Again someone fails to understand the issue at hand and brings up the nuclear waste issue. If we don't get our heads around what it means to run out of recoverable oil and natural gas ... well ... fretting over nuclear waste stored in ponds that are going to dry out due to climate change will be a ways down the list of worries humans have. Kossack wondering if has a nice response on this point.
the major long term waste issue is actually potential fuel, unused because of policy decisions in regards to weapons proliferation that rejected fuel reprocessing.
Reprocessing the spent fuel reduces the volume of waste by about 95%, leaving you with 1/20 as much to deal with.
It also removes much of the "hundreds of generations" aspect. After the actinides are removed, the big problem isotopes have halflifes on the order of 30 years, meaning that they will not be a problem in 3 centuries - add an extra century or two (10 to 100 times further reduction).
Also consider that there are several newer reactor designs that effectively do the reprocessing internally, so that their spent fuel has much less of the troublesome actinides in it and reducing the waste problem proportionally. Besides that, there are several proposals for systems in which reactor farms would include a subset of reactors or other device that would 'burn' the waste radioisotopes to stable ones, in theory eliminating the issue and in practicality greatly reducing it. However while based on known processes, they have not been implemented in a test case.

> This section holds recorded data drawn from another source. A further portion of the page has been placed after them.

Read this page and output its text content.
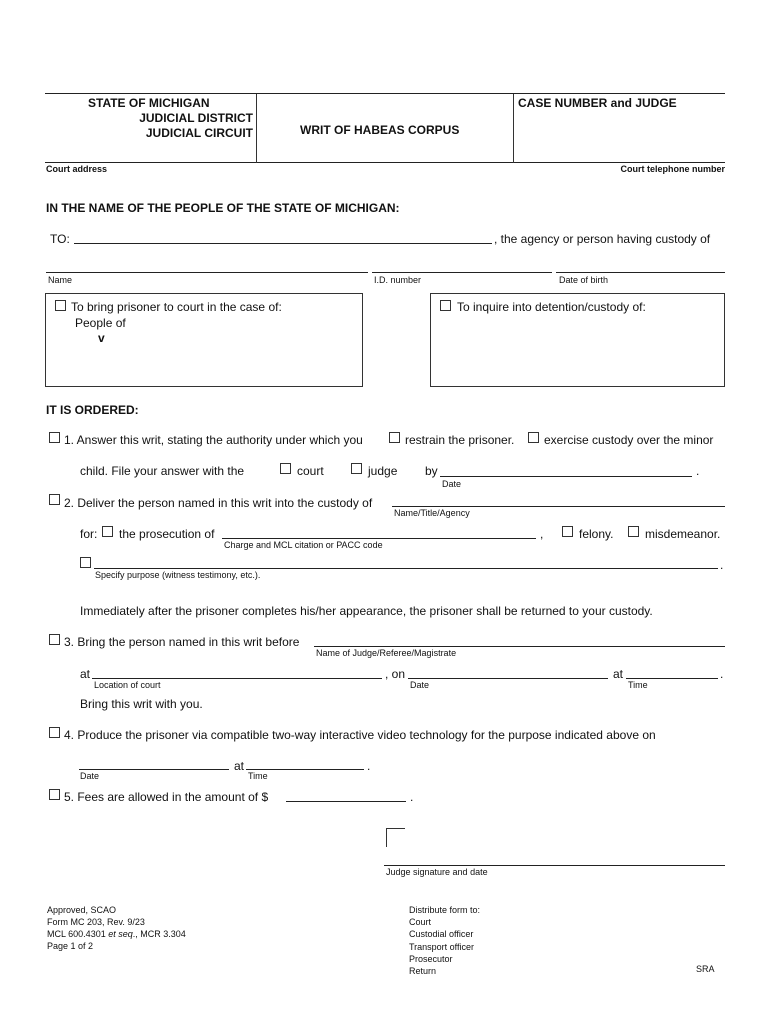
STATE OF MICHIGAN
JUDICIAL DISTRICT
JUDICIAL CIRCUIT	WRIT OF HABEAS CORPUS
CASE NUMBER and JUDGE
Court address	Court telephone number
IN THE NAME OF THE PEOPLE OF THE STATE OF MICHIGAN:
TO:	, the agency or person having custody of
Name	I.D. number	Date of birth
To bring prisoner to court in the case of:
People of
v
To inquire into detention/custody of:
IT IS ORDERED:
1. Answer this writ, stating the authority under which you	restrain the prisoner. exercise custody over the minor
child. File your answer with the	court	judge by	.
Date
2. Deliver the person named in this writ into the custody of
Name/Title/Agency
for: the prosecution of	,
Charge and MCL citation or PACC code
felony.	misdemeanor.
.
Specify purpose (witness testimony, etc.).
Immediately after the prisoner completes his/her appearance, the prisoner shall be returned to your custody.
3. Bring the person named in this writ before
Name of Judge/Referee/Magistrate
at
Location of court
, on
Date
at
Time
.
Bring this writ with you.
4. Produce the prisoner via compatible two-way interactive video technology for the purpose indicated above on
at	.
Date	Time
5. Fees are allowed in the amount of $	.
Judge signature and date
Approved, SCAO
Form MC 203, Rev. 9/23
MCL 600.4301 et seq., MCR 3.304
Page 1 of 2
Distribute form to:
Court
Custodial officer
Transport officer
Prosecutor
Return	SRA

Someone asked if there was no mention of solar - YES, Steven Chu (I think) was talking about the flexible printed circuit style panels and replacing all roofs in the southwest with that material. That's from memory, don't quote me, so solar did get some play, but I can't be everywhere at once :-)
OK, this is making my eyes cross. One more and then I wait for DailyKos university followups. Wind will be improved by having a better grid - the larger the total footprint, the more stable output; the wind doesn't stop everywhere all at once. I forget exactly where he keeps it but I think Paul Gipe has done a study regarding how Denmark's "small wind" has achieved a more steady output than our Stalinist sized wind farms.